Hydrogen Atom Line-Emission Spectrum The ground state is the lowest energy level of an atom. When it has higher potential energy an atom is in its excited state. When an excited atom returns to its ground state it gives off energy in the form of colored light. (Example: Neon lights.)

When doing experiments with hydrogen gas, it was found that hydrogen atoms emit only specific frequencies of light. The fact that hydrogen atoms emit only specific frequencies of light indicated that the energy differences between the atom’s energy states were fixed. This suggested that the electron of a hydrogen atom exists only in very specific energy states (led to quantum theory).

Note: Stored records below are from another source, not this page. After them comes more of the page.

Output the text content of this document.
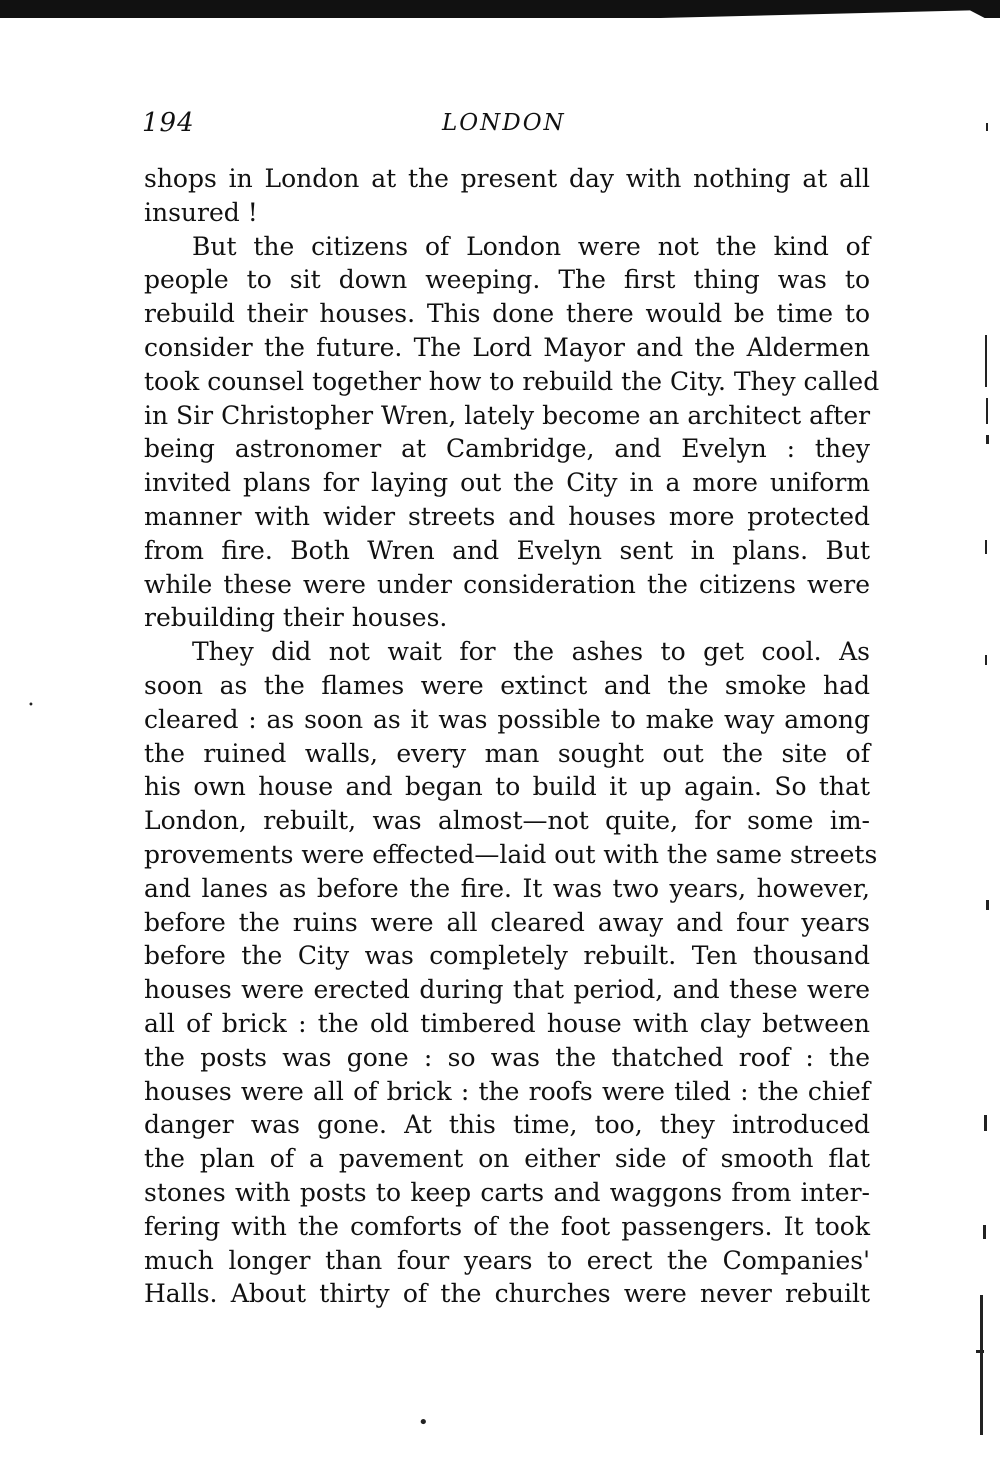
194	LONDON
shops in London at the present day with nothing at all
insured !
But the citizens of London were not the kind of
people to sit down weeping. The first thing was to
rebuild their houses. This done there would be time to
consider the future. The Lord Mayor and the Aldermen
took counsel together how to rebuild the City. They called
in Sir Christopher Wren, lately become an architect after
being astronomer at Cambridge, and Evelyn : they
invited plans for laying out the City in a more uniform
manner with wider streets and houses more protected
from fire. Both Wren and Evelyn sent in plans. But
while these were under consideration the citizens were
rebuilding their houses.
They did not wait for the ashes to get cool. As
soon as the flames were extinct and the smoke had
cleared : as soon as it was possible to make way among
the ruined walls, every man sought out the site of
his own house and began to build it up again. So that
London, rebuilt, was almost—not quite, for some im-
provements were effected—laid out with the same streets
and lanes as before the fire. It was two years, however,
before the ruins were all cleared away and four years
before the City was completely rebuilt. Ten thousand
houses were erected during that period, and these were
all of brick : the old timbered house with clay between
the posts was gone : so was the thatched roof : the
houses were all of brick : the roofs were tiled : the chief
danger was gone. At this time, too, they introduced
the plan of a pavement on either side of smooth flat
stones with posts to keep carts and waggons from inter-
fering with the comforts of the foot passengers. It took
much longer than four years to erect the Companies'
Halls. About thirty of the churches were never rebuilt
•
•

Hydrogen’s Line Emission Spectrum

Bohr Model of the Hydrogen Atom Niels Bohr proposed a model of the hydrogen atom that showed that the electron can circle the nucleus only in allowed paths (orbits) (1913).

The Quantum Model of the Atom

Electrons as Waves In the early 1900s, it was found through experimentation that light could behave as both a wave and a particle (dual-wave particle of nature). In 1924 Louis de Broglie experimented to see if electrons have a dual-wave particle of nature as well. He found that electrons did.

The Heisenberg Uncertainty Principle The idea of electrons having a dual wave-particle nature troubled scientists. If electrons are both particles and waves, then where are they in the atom? Heisenberg’s idea involved the detection of electrons. Electrons are detected by their interaction with photons. Because photons have about the same energy as electrons, any attempt to locate a specific electron with a photon knocks the electron off its course. As a result, there is always a basic uncertainty in trying to locate an electron.

The Heisenberg Uncertainty principle states that is it impossible to determine simultaneously both the position and velocity of an electron or any other particle.

The Schrödinger Wave Equation In 1926, Austrian physicist Erwin Schrödinger developed an equation that treated electrons in atoms as waves. Schrödinger’s wave equation laid the foundation for the quantum theory (1926). The quantum theory describes mathematically the wave properties of electrons and other very small particles.

The theory suggested that electrons do not travel in neat orbits, as Bohr’s model showed, but in regions called orbitals. An orbital is a three-dimensional region around the nucleus that indicates the probable location of an electron.

Atomic Orbitals and Quantum Numbers In order to describe orbitals, scientists use quantum numbers (specify the properties of atomic orbitals and the properties of electrons in orbitals). The first three quantum numbers indicate the main energy level, the shape, and orientation of the orbital. The fourth, the spin quantum number, describes the state of the electron. Basically, quantum numbers were devised as a way to describe where individual electrons are located in an atom.

Principal Quantum Number The principal quantum number, symbolized by n, indicates the main energy level occupied by the electron. Values of n are positive integers only (e.g., 1, 2, 3…). As n increases, the electron’s energy and its average distance from the nucleus increases.

Principal Quantum Number Energy n = 3 n = 2 n = 1

Angular Momentum Quantum Number The angular momentum quantum number, symbolized by l, indicates the shape of the orbital. The values of l allowed are zero and all positive integers less than or equal to n-1. Sublevels in the atoms of the known elements are s-p-d-f.

Shapes of Orbitals

Magnetic Quantum Number The magnetic quantum number, symbolized by m, indicates the orientation of an orbital around the nucleus. Orbitals contain one or two electrons, never more.

Spin Quantum Number The spin quantum number, has only two possible values (+1/2, -1/2) which indicate the two fundamental spin states of an electron in an orbital. Electrons in the same orbital must have opposite spins. Possible spins are clockwise or counterclockwise.